Causante de todos los males, la crisis también parece tener algo que ver en la reaparición de este opiáceo en Euskadi. Según algunos expertos en toxicomanías, "las drogas estimulantes encajan muy bien en momentos donde la situación económica es buena porque son sustancias caras que te ayudan a vivir a tope, en la cresta de la ola, por encima del régimen que te permite tu cuerpo", mientras que "las sustancias depresoras del sistema nervioso central te ayudan a sobrellevar situaciones problemáticas en momentos de angustia o intranquilidad", explica esta socióloga.

También José Antonio de la Rica, jefe de Asistencia Psiquiátrica y Salud Mental de Osakidetza, se hace eco de la hipótesis que relaciona "el repunte de heroína con el decrecimiento económico". "Las drogas que se asocian a la crisis son los opiáceos, que sumen al sujeto en un estado de apatía, de depresión y de aislamiento del mundo. No son para vivir la vida más intensamente, sino para olvidarse un poco de la vida", resume este psiquiatra, quien recuerda que "el boom de la heroína coincidió precisamente con la crisis de los años 80".

A quien aún conserva la imagen de los heroinómanos condenados a muerte en la retina le resulta difícil comprender que, en pleno siglo XXI, se vuelva a consumir esta droga. Pero el tiempo pasa y borra algunas huellas. "Estamos ante una nueva generación de jóvenes que no han tenido el reflejo de lo que fue la heroína en los años 70 y no perciben el uso de la sustancia con el dramatismo o el riesgo que puede transmitirse a anteriores generaciones. Eso también es importante", destaca Laespada.

sida, matarratas y sobredosis Para que algunos refresquen la memoria y otros se enfrenten por primera vez a la cruda realidad, la directora del Instituto Deusto de Drogodependencias recuerda qué pasó con aquella primera generación de heroinómanos. "Muchos murieron por el sida, antes de que se inventaran los retrovirales. En aquel momento la heroína se cortaba incluso con matarratas, con lo cual se llevó por delante a mucha gente. Luego las subidas de pureza, lo que se llamaban sobredosis, también generaron muchas muertes. De pronto metían en el mercado una dosis muy potente y se llevaban por delante a unos cuantos. Por las sobredosis y por las malísimas condiciones higiénicas con las que se pinchaban entonces murieron bastantes", señala.
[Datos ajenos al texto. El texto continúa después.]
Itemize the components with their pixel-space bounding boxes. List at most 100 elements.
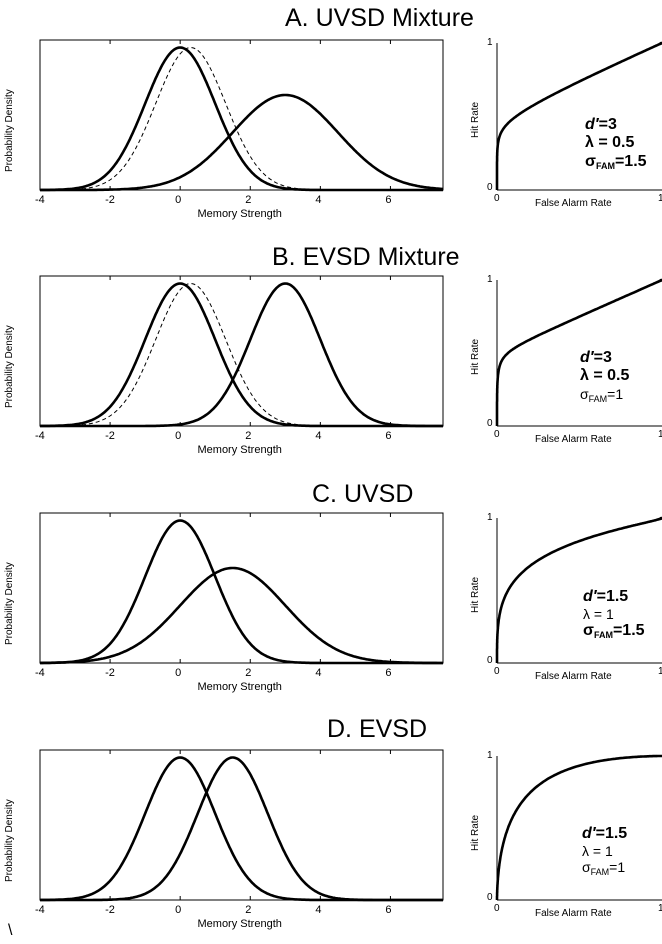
param-sigma-fam: σFAM=1 [580, 385, 624, 404]
roc-xtick-left: 0 [494, 903, 500, 914]
roc-xtick-right: 1 [658, 903, 662, 914]
roc-ylabel: Hit Rate [470, 814, 481, 851]
density-xtick-label: 4 [315, 904, 322, 916]
density-xtick-label: 4 [315, 667, 322, 679]
density-xlabel: Memory Strength [197, 681, 282, 693]
density-xtick-label: 0 [175, 430, 182, 442]
density-xlabel: Memory Strength [197, 918, 282, 930]
density-xtick-label: 6 [385, 430, 392, 442]
roc-xtick-left: 0 [494, 193, 500, 204]
density-ylabel: Probability Density [4, 799, 15, 882]
density-xtick-label: -4 [35, 667, 45, 679]
density-xtick-label: -4 [35, 430, 45, 442]
density-curve [39, 519, 443, 665]
roc-curve [495, 754, 662, 900]
density-xtick-label: -2 [105, 430, 115, 442]
density-xtick-label: 4 [315, 194, 322, 206]
panel-title-d: D. EVSD [327, 715, 428, 743]
roc-parameters: d′=3 λ = 0.5 σFAM=1.5 [585, 116, 647, 171]
density-curve [39, 282, 443, 428]
density-plot-frame [39, 749, 444, 901]
density-xtick-label: 6 [385, 194, 392, 206]
density-xtick-label: -4 [35, 904, 45, 916]
density-curve [40, 756, 443, 902]
roc-curve [495, 41, 662, 190]
param-sigma-fam: σFAM=1.5 [583, 622, 645, 641]
param-d-prime: d′=3 [585, 116, 617, 133]
roc-xlabel: False Alarm Rate [535, 671, 612, 682]
roc-parameters: d′=1.5 λ = 1 σFAM=1.5 [583, 588, 645, 641]
density-xtick-label: -2 [105, 667, 115, 679]
density-curve [40, 282, 443, 428]
param-sigma-fam: σFAM=1.5 [585, 152, 647, 171]
roc-ytick-top: 1 [487, 750, 493, 761]
param-d-prime: d′=1.5 [582, 825, 628, 842]
density-xtick-label: 2 [245, 904, 252, 916]
density-xtick-label: 0 [175, 904, 182, 916]
density-curve-dashed [40, 282, 443, 427]
param-lambda: λ = 0.5 [580, 367, 630, 385]
roc-curve [495, 516, 662, 663]
panel-d [39, 749, 662, 902]
density-xtick-label: 0 [175, 667, 182, 679]
roc-xlabel: False Alarm Rate [535, 198, 612, 209]
roc-parameters: d′=1.5 λ = 1 σFAM=1 [582, 825, 627, 878]
density-xtick-label: 6 [385, 667, 392, 679]
panel-c [39, 512, 662, 665]
density-ylabel: Probability Density [4, 89, 15, 172]
density-xtick-label: -4 [35, 194, 45, 206]
roc-ytick-top: 1 [487, 37, 493, 48]
roc-xlabel: False Alarm Rate [535, 908, 612, 919]
panel-title-a: A. UVSD Mixture [285, 4, 474, 32]
density-xtick-label: 6 [385, 904, 392, 916]
density-xtick-label: 2 [245, 667, 252, 679]
roc-ytick-bottom: 0 [487, 655, 493, 666]
density-curve [39, 46, 443, 192]
panel-title-c: C. UVSD [312, 480, 414, 508]
roc-parameters: d′=3 λ = 0.5 σFAM=1 [580, 349, 629, 404]
density-curve [40, 566, 443, 665]
density-ylabel: Probability Density [4, 562, 15, 645]
roc-ylabel: Hit Rate [470, 101, 481, 138]
roc-xtick-left: 0 [494, 666, 500, 677]
density-curve [40, 93, 443, 192]
stray-backslash-mark: \ [8, 922, 13, 939]
density-plot-frame [39, 512, 444, 664]
density-curve [39, 756, 443, 902]
density-ylabel: Probability Density [4, 325, 15, 408]
param-lambda: λ = 0.5 [585, 134, 635, 152]
density-plot-frame [39, 39, 444, 191]
density-xlabel: Memory Strength [197, 444, 282, 456]
roc-ytick-bottom: 0 [487, 182, 493, 193]
roc-ytick-bottom: 0 [487, 892, 493, 903]
roc-ylabel: Hit Rate [470, 338, 481, 375]
roc-xtick-right: 1 [658, 193, 662, 204]
param-d-prime: d′=3 [580, 349, 612, 366]
roc-ytick-top: 1 [487, 274, 493, 285]
roc-xtick-right: 1 [658, 429, 662, 440]
param-lambda: λ = 1 [582, 843, 613, 860]
roc-ytick-top: 1 [487, 512, 493, 523]
density-xtick-label: 0 [175, 194, 182, 206]
density-xtick-label: -2 [105, 904, 115, 916]
param-lambda: λ = 1 [583, 606, 614, 623]
density-xtick-label: 4 [315, 430, 322, 442]
roc-ylabel: Hit Rate [470, 576, 481, 613]
density-xtick-label: 2 [245, 430, 252, 442]
density-plot-frame [39, 275, 444, 427]
roc-ytick-bottom: 0 [487, 418, 493, 429]
roc-xtick-right: 1 [658, 666, 662, 677]
panel-b [39, 275, 662, 428]
roc-xlabel: False Alarm Rate [535, 434, 612, 445]
roc-curve [495, 278, 662, 426]
panel-a [39, 39, 662, 192]
density-xlabel: Memory Strength [197, 208, 282, 220]
panel-title-b: B. EVSD Mixture [272, 243, 460, 271]
density-xtick-label: -2 [105, 194, 115, 206]
param-d-prime: d′=1.5 [583, 588, 629, 605]
roc-xtick-left: 0 [494, 429, 500, 440]
param-sigma-fam: σFAM=1 [582, 859, 626, 878]
density-xtick-label: 2 [245, 194, 252, 206]
density-curve-dashed [40, 46, 443, 191]
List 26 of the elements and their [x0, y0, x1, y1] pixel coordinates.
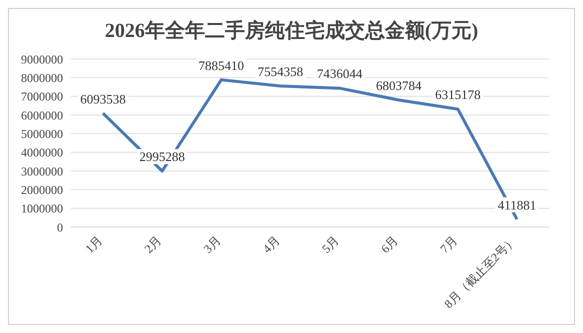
x-tick-label: 3月: [200, 233, 224, 256]
data-label: 7885410: [198, 58, 244, 73]
y-tick-label: 8000000: [21, 70, 63, 85]
y-tick-label: 2000000: [21, 182, 63, 197]
y-tick-label: 5000000: [21, 126, 63, 141]
y-tick-label: 0: [57, 220, 63, 234]
data-label: 7436044: [316, 66, 363, 82]
x-tick-label: 6月: [378, 233, 401, 256]
x-tick-label: 4月: [260, 233, 283, 256]
data-label: 411881: [498, 197, 536, 212]
y-tick-label: 6000000: [21, 108, 63, 122]
x-tick-label: 2月: [142, 233, 164, 256]
y-tick-label: 3000000: [21, 164, 63, 178]
data-label: 6803784: [376, 78, 422, 93]
x-tick-label: 5月: [319, 233, 342, 256]
data-label: 6315178: [435, 87, 481, 102]
y-tick-label: 9000000: [21, 52, 63, 66]
y-tick-label: 7000000: [21, 90, 63, 104]
y-tick-label: 1000000: [21, 202, 63, 216]
x-tick-label: 7月: [437, 233, 460, 256]
y-tick-label: 4000000: [21, 146, 63, 160]
data-label: 7554358: [258, 64, 304, 79]
data-label: 2995288: [139, 149, 185, 164]
data-label: 6093538: [80, 91, 126, 106]
x-tick-label: 1月: [82, 233, 106, 256]
chart-title: 2026年全年二手房纯住宅成交总金额(万元): [104, 18, 480, 44]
Ante este desolador panorama, las instituciones no supieron reaccionar a tiempo. "El hecho de que se tardase tanto en entender que había que hacer una reducción de daños y que había que dispensar jeringuillas para que aquellas personas que eran dependientes las utilizasen de manera limpia y no pusieran en riesgo su vida de una forma tan dramática supuso que una serie de generaciones perdieran la vida", asegura Laespada.

Tras aclarar que "ahora no están dándose casos de muertes por sobredosis porque las vías de consumo han cambiado y eso hace que la heroína esté cortada de una manera distinta", esta experta añade que, entre aquellos primeros heroinómanos, "también hubo quienes se rehabilitaron, con todo lo duro y costoso que es el proceso, y otros muchos que permanecen enganchados en programas de metadona". "La gente piensa que ya no hay consumidores de heroína. Los hay, lo que pasa es que están siendo asistidos en los centros y no se visibilizan en la calle", aclara.



del 'pico' al porro

· Los 70: Libertad y drogas. Los primeros que empezaron a consumir drogas en Euskadi, a mediados de los 70, procedían del mundo de la universidad y lideraron los primeros movimientos de libertad. Muchos se retiraron del consumo de heroína y es posible que mantuviesen consumos de cannabis.

· Los 80: El 'boom' del 'jaco'. La droga se trasladó a otras capas sociales. El 'boom' de la heroína coincidió con la fuerte crisis económica de los 80. El 'caballo' se asentó en barriadas marginales, donde se unió con la delincuencia. Aquellas bandas callejeras tenían un marcado carácter de exclusión social y sufrían altas tasas de paro.

· Los 90: El alcohol y el éxtasis. Dada la alarma social creada, hacia los años 90 bajaron las tasas de consumo de drogas ilegales, pero empezaron a despertarse los consumos de alcohol entre jóvenes. También fueron los años de la ruta del bacalao, el éxtasis y las anfetas.

· 2000: Cannabis y cocaína. Las drogas forman parte del rito de paso de la adolescencia a la juventud y son un objeto de consumo más. El producto estrella es el alcohol, seguido del hachís y la cocaína.